Virtually all current carbon footprinting efforts ignore the dimension of time. This implicitly assumes that greenhouse gases emitted in the past, emitted today, or emitted in the future, all have the same global warming potential. This, of course, is not a valid assumption. If we have to emit a fixed amount of greenhouse gases, it would be better from a climate perspective to defer the emissions to a later date, or spread out the emissions over a period of time, than to emit the entire amount today. Similarly, if we have to offset a certain amount of greenhouse gases, it would be better for the offsetting process (whether it is in the form of carbon sequestration, energy efficiency, or some other CDM project) to become fully effective today rather than ramp up over a period of time.
An interesting timing issue comes up when emissions generated over a period of time must be offset by a process that also removes carbon or reduces emissions over a period of time. Depending on which process occurs faster, the offsetting may be more or less effective at the end.
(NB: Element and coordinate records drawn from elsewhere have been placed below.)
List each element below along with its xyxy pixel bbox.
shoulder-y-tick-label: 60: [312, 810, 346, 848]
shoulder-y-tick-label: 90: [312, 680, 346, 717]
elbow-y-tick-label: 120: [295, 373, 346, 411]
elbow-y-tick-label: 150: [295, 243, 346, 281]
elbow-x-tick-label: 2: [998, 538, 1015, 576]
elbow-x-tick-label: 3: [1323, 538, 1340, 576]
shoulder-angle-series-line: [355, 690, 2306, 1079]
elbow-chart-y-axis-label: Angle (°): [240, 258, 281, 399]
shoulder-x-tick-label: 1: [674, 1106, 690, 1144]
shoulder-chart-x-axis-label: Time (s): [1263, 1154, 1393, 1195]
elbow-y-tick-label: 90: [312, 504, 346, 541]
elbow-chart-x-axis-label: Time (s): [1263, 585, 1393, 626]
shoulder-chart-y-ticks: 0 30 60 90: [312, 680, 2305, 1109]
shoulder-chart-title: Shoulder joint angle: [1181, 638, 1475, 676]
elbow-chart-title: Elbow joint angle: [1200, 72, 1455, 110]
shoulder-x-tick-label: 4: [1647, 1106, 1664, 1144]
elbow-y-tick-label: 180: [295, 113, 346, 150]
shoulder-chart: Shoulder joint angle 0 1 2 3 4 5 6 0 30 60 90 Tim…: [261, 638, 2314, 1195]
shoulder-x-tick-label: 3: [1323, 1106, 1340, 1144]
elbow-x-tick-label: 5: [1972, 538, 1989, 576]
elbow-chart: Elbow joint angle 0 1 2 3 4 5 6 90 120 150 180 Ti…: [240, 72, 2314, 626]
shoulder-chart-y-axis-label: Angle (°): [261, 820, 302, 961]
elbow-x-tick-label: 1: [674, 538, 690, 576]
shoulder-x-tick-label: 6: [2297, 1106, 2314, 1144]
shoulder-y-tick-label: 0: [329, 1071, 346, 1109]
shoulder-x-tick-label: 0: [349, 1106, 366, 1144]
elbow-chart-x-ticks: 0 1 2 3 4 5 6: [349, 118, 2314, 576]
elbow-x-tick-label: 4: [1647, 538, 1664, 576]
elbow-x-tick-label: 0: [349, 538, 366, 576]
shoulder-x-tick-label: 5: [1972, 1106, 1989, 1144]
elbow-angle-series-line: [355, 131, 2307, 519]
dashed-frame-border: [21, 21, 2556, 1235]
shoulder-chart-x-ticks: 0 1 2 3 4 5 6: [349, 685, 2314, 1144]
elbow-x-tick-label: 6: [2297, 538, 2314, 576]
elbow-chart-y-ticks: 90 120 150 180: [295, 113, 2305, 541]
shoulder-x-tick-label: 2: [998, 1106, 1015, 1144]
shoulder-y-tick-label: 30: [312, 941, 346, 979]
David Douglas, VP of Eco Responsibility at Sun Microsystems, provides a nice analysis using Dell's Plant a Tree for Me program as an example. The critical issue is the stock of CO2 that is in the atmosphere as a function of time, which would be very amenable to modeling with system dynamics tools. David suggests that an NPV calculation for carbon might be useful. I agree that we do need a measure that adequately captures the time dimension. Imagine a hypothetical product that takes a long time to produce (with components and finished products sitting for long periods in warehouses, moving through slow transport links, etc.) and/or takes a long time to consume. The emissions produced in the life cycle of the product would occur at various points in time, and the time-adjusted total carbon footprint would be more than just a sum of the separate emissions.
Even without getting into offsets, just quantifying a proper global warming potential will require improved methodology -- essentially a dynamic LCA. Academically, this is not a well developed topic, and as far as I know, there are no commercial solutions that address this problem. You can find a short discussion of this in the book The Computational Structure of Life Cycle Assessment, by Heijungs and Suh.